Tours

PRESIDENTIELLE : SOS Racisme 37 en lutte contre le FN

L’association fait la guerre à l’extrême droite à dix jours du 1er tour.

« Votez pour n’importe qui sauf pour Marine Le Pen » : voilà le message que tente de diffuser l’association SOS Racisme depuis cette semaine, à l’occasion d’une campagne baptisée #onestpareil. « On lutte toute l’année contre le Front National et aujourd’hui on se rend compte qu’on a vraiment raison quand on voit qu’il monte dans les intentions de vote pour la présidentielle » s’emportent Pierre, président départemental d’SOS Racisme en Indre-et-Loire, et Adrien, qui milite depuis dix ans.

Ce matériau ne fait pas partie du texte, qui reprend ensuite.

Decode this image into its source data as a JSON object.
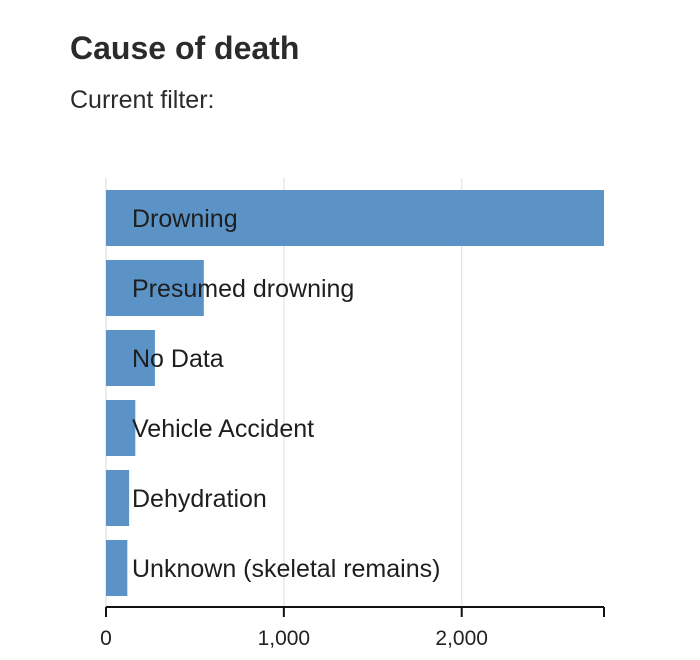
{
  "header": {
    "title": "Cause of death",
    "filter_label": "Current filter:",
    "filter_value": ""
  },
  "chart_data": {
    "type": "bar",
    "orientation": "horizontal",
    "categories": [
      "Drowning",
      "Presumed drowning",
      "No Data",
      "Vehicle Accident",
      "Dehydration",
      "Unknown (skeletal remains)"
    ],
    "values": [
      2800,
      550,
      275,
      165,
      130,
      120
    ],
    "xlim": [
      0,
      2800
    ],
    "xticks": [
      0,
      1000,
      2000
    ],
    "xtick_labels": [
      "0",
      "1,000",
      "2,000"
    ],
    "grid": true,
    "bar_color": "#5b93c7",
    "grid_color": "#e6e0ea",
    "axis_color": "#111111"
  }
}
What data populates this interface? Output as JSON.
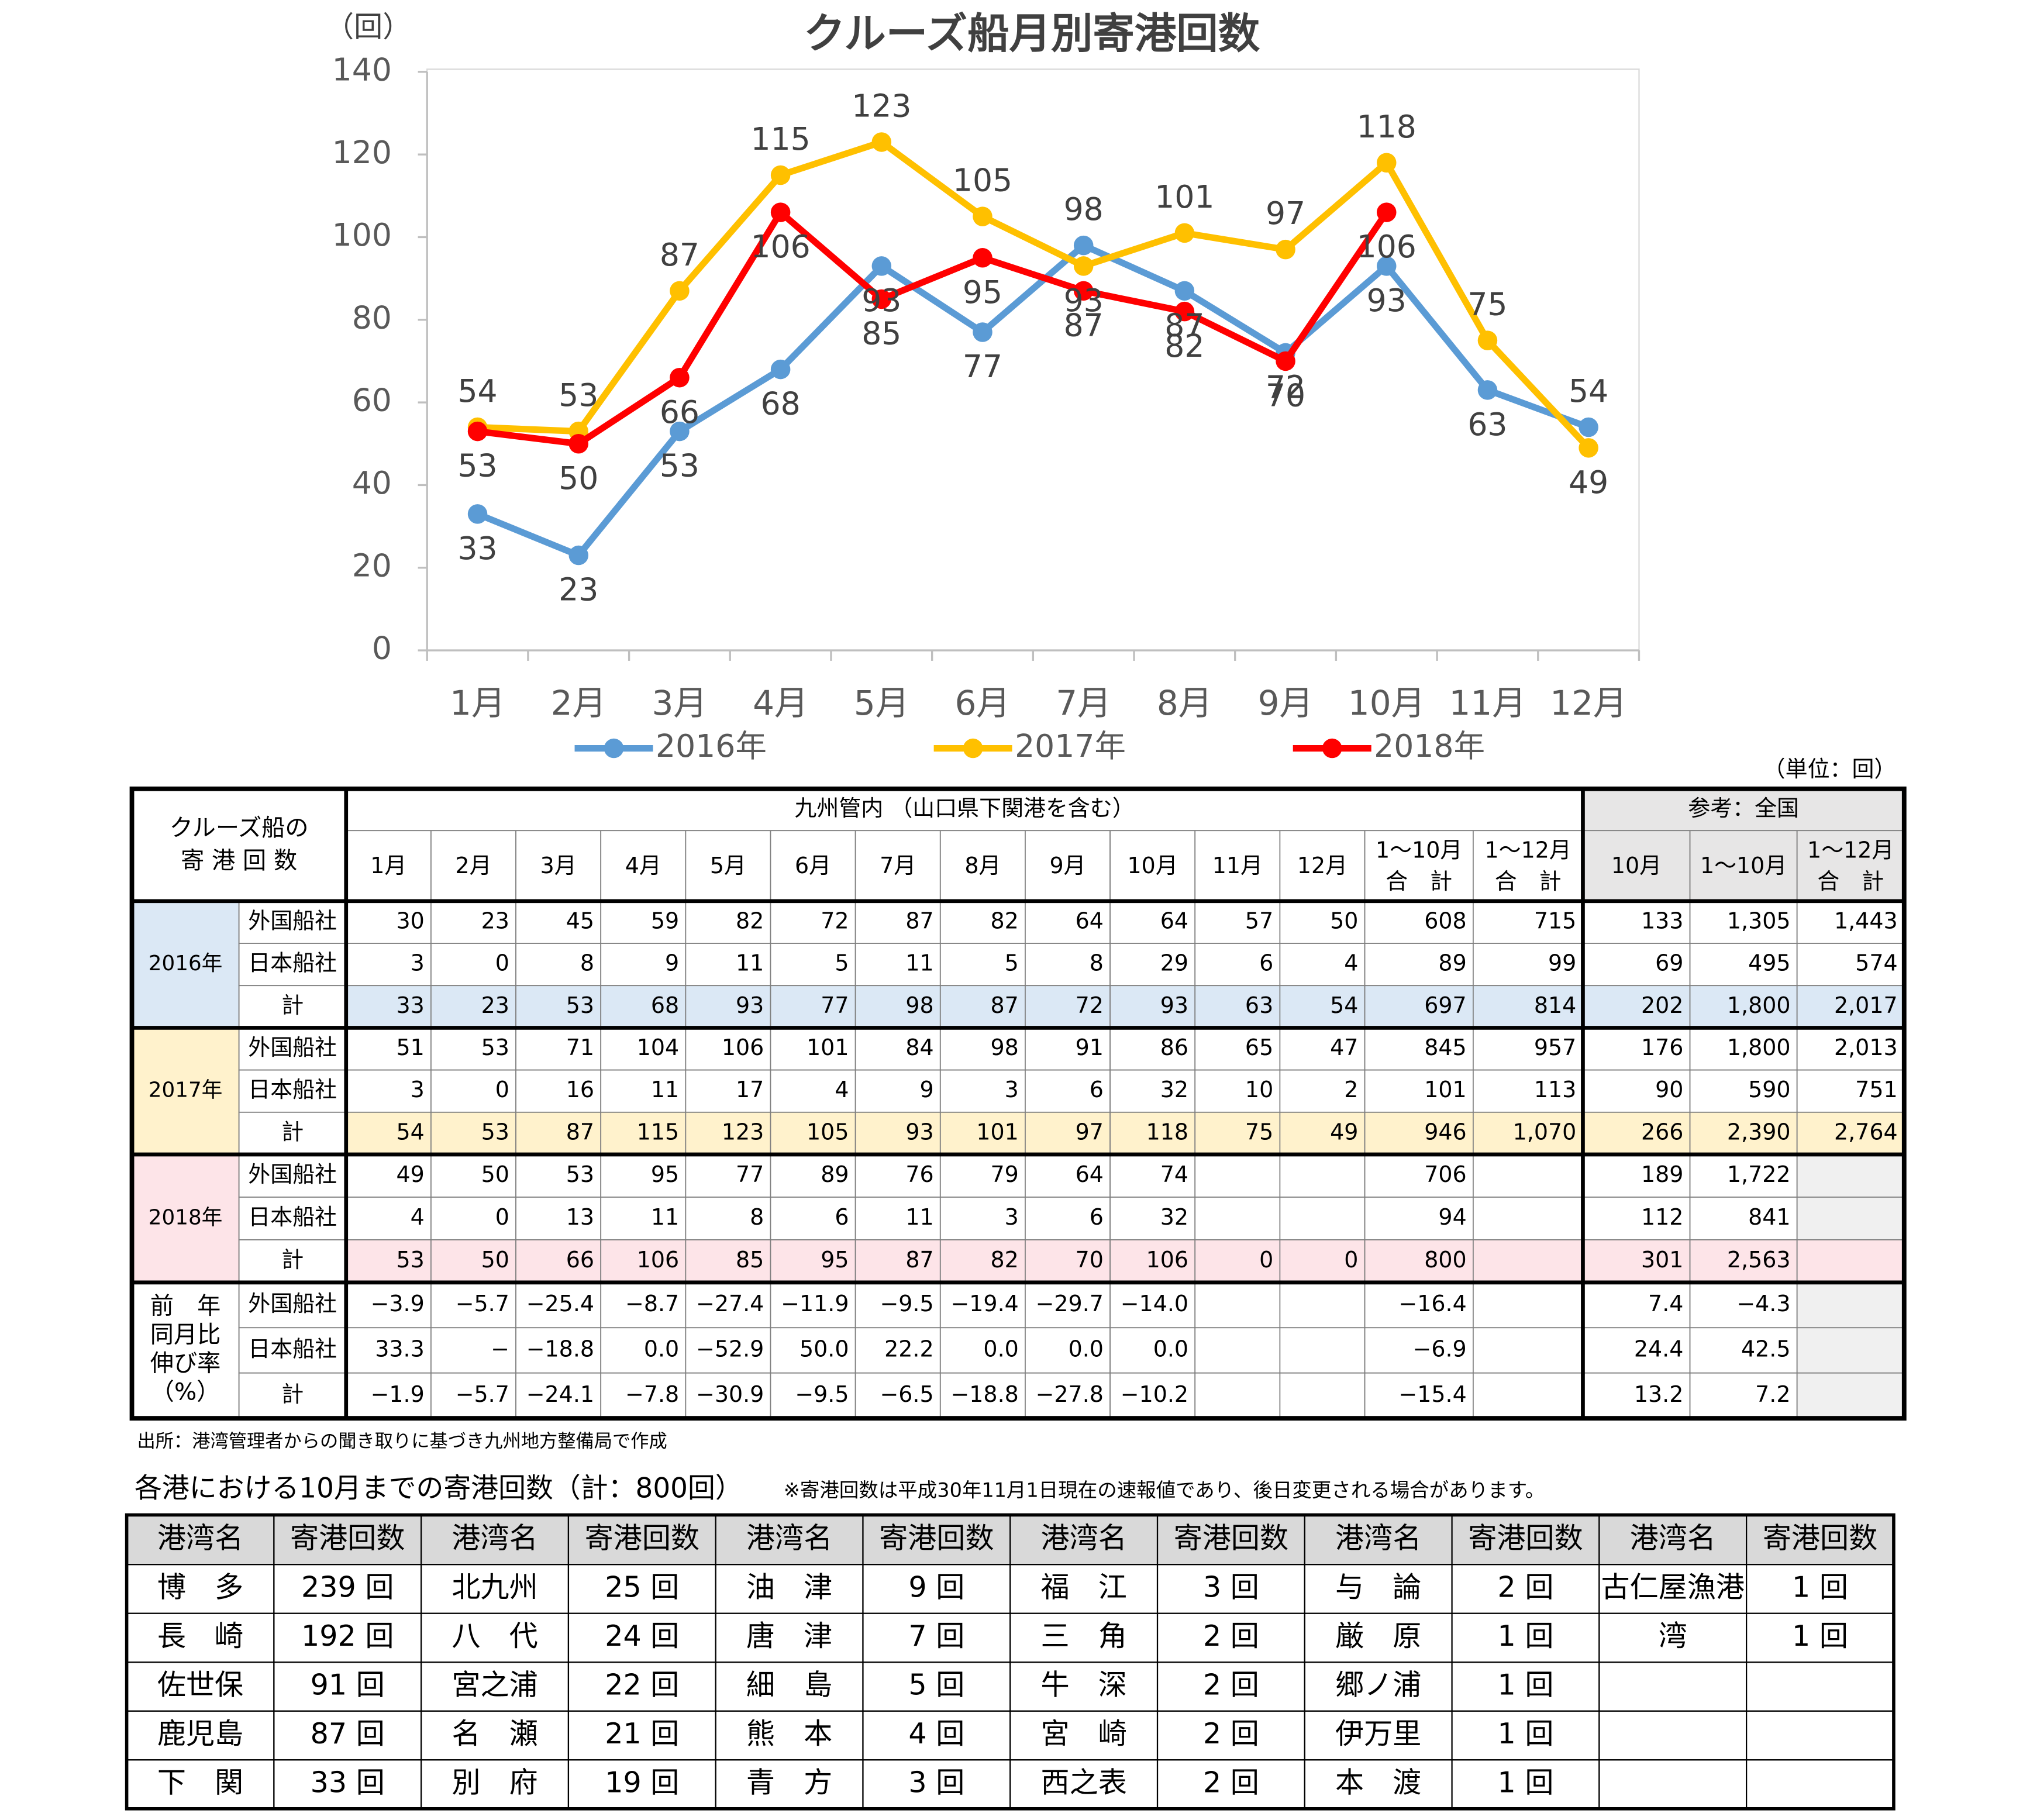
{
  "chart_data": {
    "type": "line",
    "title": "クルーズ船月別寄港回数",
    "y_unit": "（回）",
    "categories": [
      "1月",
      "2月",
      "3月",
      "4月",
      "5月",
      "6月",
      "7月",
      "8月",
      "9月",
      "10月",
      "11月",
      "12月"
    ],
    "series": [
      {
        "name": "2016年",
        "color": "#5b9bd5",
        "values": [
          33,
          23,
          53,
          68,
          93,
          77,
          98,
          87,
          72,
          93,
          63,
          54
        ]
      },
      {
        "name": "2017年",
        "color": "#ffc000",
        "values": [
          54,
          53,
          87,
          115,
          123,
          105,
          93,
          101,
          97,
          118,
          75,
          49
        ]
      },
      {
        "name": "2018年",
        "color": "#ff0000",
        "values": [
          53,
          50,
          66,
          106,
          85,
          95,
          87,
          82,
          70,
          106,
          null,
          null
        ]
      }
    ],
    "ylim": [
      0,
      140
    ],
    "yticks": [
      0,
      20,
      40,
      60,
      80,
      100,
      120,
      140
    ],
    "grid": false,
    "legend": "bottom"
  },
  "table": {
    "unit": "（単位：回）",
    "corner": [
      "クルーズ船の",
      "寄 港 回 数"
    ],
    "groups": [
      "九州管内 （山口県下関港を含む）",
      "参考：全国"
    ],
    "columns": [
      [
        "1月"
      ],
      [
        "2月"
      ],
      [
        "3月"
      ],
      [
        "4月"
      ],
      [
        "5月"
      ],
      [
        "6月"
      ],
      [
        "7月"
      ],
      [
        "8月"
      ],
      [
        "9月"
      ],
      [
        "10月"
      ],
      [
        "11月"
      ],
      [
        "12月"
      ],
      [
        "1～10月",
        "合　計"
      ],
      [
        "1～12月",
        "合　計"
      ],
      [
        "10月"
      ],
      [
        "1～10月"
      ],
      [
        "1～12月",
        "合　計"
      ]
    ],
    "blocks": [
      {
        "label": [
          "2016年"
        ],
        "rows": [
          {
            "label": "外国船社",
            "cells": [
              "30",
              "23",
              "45",
              "59",
              "82",
              "72",
              "87",
              "82",
              "64",
              "64",
              "57",
              "50",
              "608",
              "715",
              "133",
              "1,305",
              "1,443"
            ]
          },
          {
            "label": "日本船社",
            "cells": [
              "3",
              "0",
              "8",
              "9",
              "11",
              "5",
              "11",
              "5",
              "8",
              "29",
              "6",
              "4",
              "89",
              "99",
              "69",
              "495",
              "574"
            ]
          },
          {
            "label": "計",
            "cells": [
              "33",
              "23",
              "53",
              "68",
              "93",
              "77",
              "98",
              "87",
              "72",
              "93",
              "63",
              "54",
              "697",
              "814",
              "202",
              "1,800",
              "2,017"
            ]
          }
        ]
      },
      {
        "label": [
          "2017年"
        ],
        "rows": [
          {
            "label": "外国船社",
            "cells": [
              "51",
              "53",
              "71",
              "104",
              "106",
              "101",
              "84",
              "98",
              "91",
              "86",
              "65",
              "47",
              "845",
              "957",
              "176",
              "1,800",
              "2,013"
            ]
          },
          {
            "label": "日本船社",
            "cells": [
              "3",
              "0",
              "16",
              "11",
              "17",
              "4",
              "9",
              "3",
              "6",
              "32",
              "10",
              "2",
              "101",
              "113",
              "90",
              "590",
              "751"
            ]
          },
          {
            "label": "計",
            "cells": [
              "54",
              "53",
              "87",
              "115",
              "123",
              "105",
              "93",
              "101",
              "97",
              "118",
              "75",
              "49",
              "946",
              "1,070",
              "266",
              "2,390",
              "2,764"
            ]
          }
        ]
      },
      {
        "label": [
          "2018年"
        ],
        "rows": [
          {
            "label": "外国船社",
            "cells": [
              "49",
              "50",
              "53",
              "95",
              "77",
              "89",
              "76",
              "79",
              "64",
              "74",
              null,
              null,
              "706",
              null,
              "189",
              "1,722",
              null
            ]
          },
          {
            "label": "日本船社",
            "cells": [
              "4",
              "0",
              "13",
              "11",
              "8",
              "6",
              "11",
              "3",
              "6",
              "32",
              null,
              null,
              "94",
              null,
              "112",
              "841",
              null
            ]
          },
          {
            "label": "計",
            "cells": [
              "53",
              "50",
              "66",
              "106",
              "85",
              "95",
              "87",
              "82",
              "70",
              "106",
              "0",
              "0",
              "800",
              null,
              "301",
              "2,563",
              null
            ]
          }
        ]
      },
      {
        "label": [
          "前　年",
          "同月比",
          "伸び率",
          "（%）"
        ],
        "rows": [
          {
            "label": "外国船社",
            "cells": [
              "−3.9",
              "−5.7",
              "−25.4",
              "−8.7",
              "−27.4",
              "−11.9",
              "−9.5",
              "−19.4",
              "−29.7",
              "−14.0",
              null,
              null,
              "−16.4",
              null,
              "7.4",
              "−4.3",
              null
            ]
          },
          {
            "label": "日本船社",
            "cells": [
              "33.3",
              "−",
              "−18.8",
              "0.0",
              "−52.9",
              "50.0",
              "22.2",
              "0.0",
              "0.0",
              "0.0",
              null,
              null,
              "−6.9",
              null,
              "24.4",
              "42.5",
              null
            ]
          },
          {
            "label": "計",
            "cells": [
              "−1.9",
              "−5.7",
              "−24.1",
              "−7.8",
              "−30.9",
              "−9.5",
              "−6.5",
              "−18.8",
              "−27.8",
              "−10.2",
              null,
              null,
              "−15.4",
              null,
              "13.2",
              "7.2",
              null
            ]
          }
        ]
      }
    ]
  },
  "source": "出所：港湾管理者からの聞き取りに基づき九州地方整備局で作成",
  "ports": {
    "title": "各港における10月までの寄港回数（計：800回）",
    "note": "※寄港回数は平成30年11月1日現在の速報値であり、後日変更される場合があります。",
    "header": [
      "港湾名",
      "寄港回数"
    ],
    "rows": [
      [
        "博　多",
        "239 回",
        "北九州",
        "25 回",
        "油　津",
        "9 回",
        "福　江",
        "3 回",
        "与　論",
        "2 回",
        "古仁屋漁港",
        "1 回"
      ],
      [
        "長　崎",
        "192 回",
        "八　代",
        "24 回",
        "唐　津",
        "7 回",
        "三　角",
        "2 回",
        "厳　原",
        "1 回",
        "湾",
        "1 回"
      ],
      [
        "佐世保",
        "91 回",
        "宮之浦",
        "22 回",
        "細　島",
        "5 回",
        "牛　深",
        "2 回",
        "郷ノ浦",
        "1 回",
        null,
        null
      ],
      [
        "鹿児島",
        "87 回",
        "名　瀬",
        "21 回",
        "熊　本",
        "4 回",
        "宮　崎",
        "2 回",
        "伊万里",
        "1 回",
        null,
        null
      ],
      [
        "下　関",
        "33 回",
        "別　府",
        "19 回",
        "青　方",
        "3 回",
        "西之表",
        "2 回",
        "本　渡",
        "1 回",
        null,
        null
      ]
    ]
  }
}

« On nous a beaucoup reproché que taper sur le FN contribuait à le faire monter mais quand on voit qu’il fait 32% aux régionales dans cette région ça nous inquiète. On va les combattre jusqu’à la fin. » Même si le parti de Marine Le Pen s’en défend, selon SOS Racisme, ses thèses, son programme et sa philosophie sont racistes : « les déclarations de Marine Le Pen sur le Vélodrome d’Hiver (elle a déclaré que la France n’était pas responsable de cette rafle menée contre les juifs pendant la seconde guerre mondiale alors que les trois derniers présidents ont dit exactement l’inverse, ndlr) ça rappelle ses vieux démons antisémites même si aujourd’hui elle tape plus sur les musulmans. Elle fait beaucoup d’amalgames : si on l’interroge sur le terrorisme, elle parle d’immigration. Et si on l’interroge sur l’immigration, elle parle de terrorisme. »

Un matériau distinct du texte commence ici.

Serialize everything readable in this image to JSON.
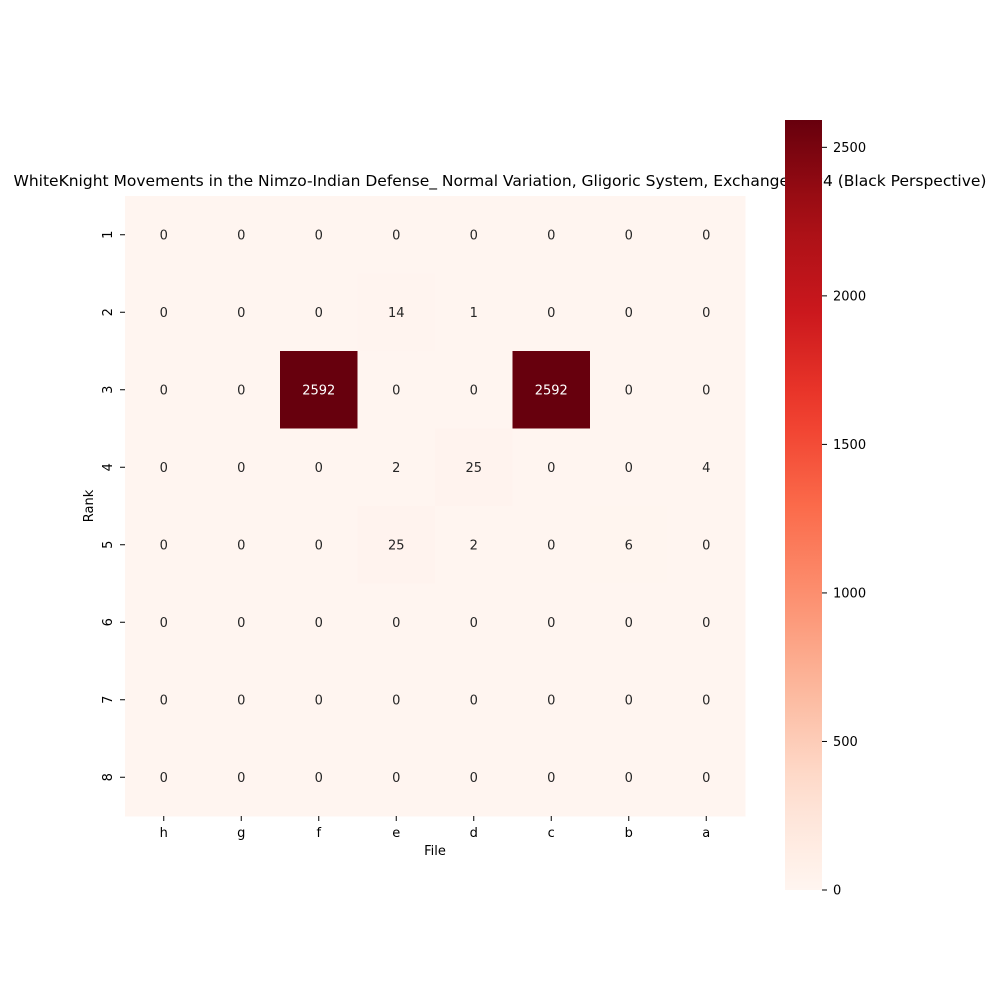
{
  "chart_data": {
    "type": "heatmap",
    "title": "WhiteKnight Movements in the Nimzo-Indian Defense_ Normal Variation, Gligoric System, Exchange at c4 (Black Perspective)",
    "xlabel": "File",
    "ylabel": "Rank",
    "x_categories": [
      "h",
      "g",
      "f",
      "e",
      "d",
      "c",
      "b",
      "a"
    ],
    "y_categories": [
      "1",
      "2",
      "3",
      "4",
      "5",
      "6",
      "7",
      "8"
    ],
    "values": [
      [
        0,
        0,
        0,
        0,
        0,
        0,
        0,
        0
      ],
      [
        0,
        0,
        0,
        14,
        1,
        0,
        0,
        0
      ],
      [
        0,
        0,
        2592,
        0,
        0,
        2592,
        0,
        0
      ],
      [
        0,
        0,
        0,
        2,
        25,
        0,
        0,
        4
      ],
      [
        0,
        0,
        0,
        25,
        2,
        0,
        6,
        0
      ],
      [
        0,
        0,
        0,
        0,
        0,
        0,
        0,
        0
      ],
      [
        0,
        0,
        0,
        0,
        0,
        0,
        0,
        0
      ],
      [
        0,
        0,
        0,
        0,
        0,
        0,
        0,
        0
      ]
    ],
    "colormap": "Reds",
    "color_range": [
      0,
      2592
    ],
    "colorbar_ticks": [
      0,
      500,
      1000,
      1500,
      2000,
      2500
    ],
    "grid": false,
    "legend": "colorbar-right"
  }
}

« Quand elle parle de priorité nationale, qu’est-ce que qu’il y a derrière si ce n’est de faire de la discrimination un projet de société ? » se demandent encore les militants offusqués à la fois du comportement de la candidate frontiste mais aussi des autres candidats : « ils n’osent pas l’affronter, ils sont trop timides. Comme s’il ne fallait pas vexer ses électeurs… »

Déçue de la droite avec « son discours sur les effets positifs de la colonisation » et même de la gauche dont elle est pourtant proche (mais beaucoup moins depuis que François Hollande a proposé la déchéance de nationalité), SOS Racisme compte donc occuper le terrain jusqu’à la veille du vote du 23 avril. Samedi après-midi, l’association qui compte une vingtaine de membres actifs en Indre-et-Loire sera Place Jean Jaurès à Tours pour interpeller les passants. Elle fera de même ce dimanche avec un mur d’expression en centre-ville : « on veut montrer une France belle dans son métissage » concluent Pierre et Adrien.

Olivier COLLET

En Touraine, SOS Racisme explique avoir reçu une centaine de plaintes en 2016, dont deux qui ont débouché sur des procédures judiciaires. L’association dit par exemple recevoir régulièrement des témoignages pour des discriminations à l’embauche, au logement. Des jeunes issus de l’immigration auraient aussi du mal à trouver des stages. Un phénomène qui serait en augmentation ces dernières années, que ce soit à Tours ou dans l’agglo.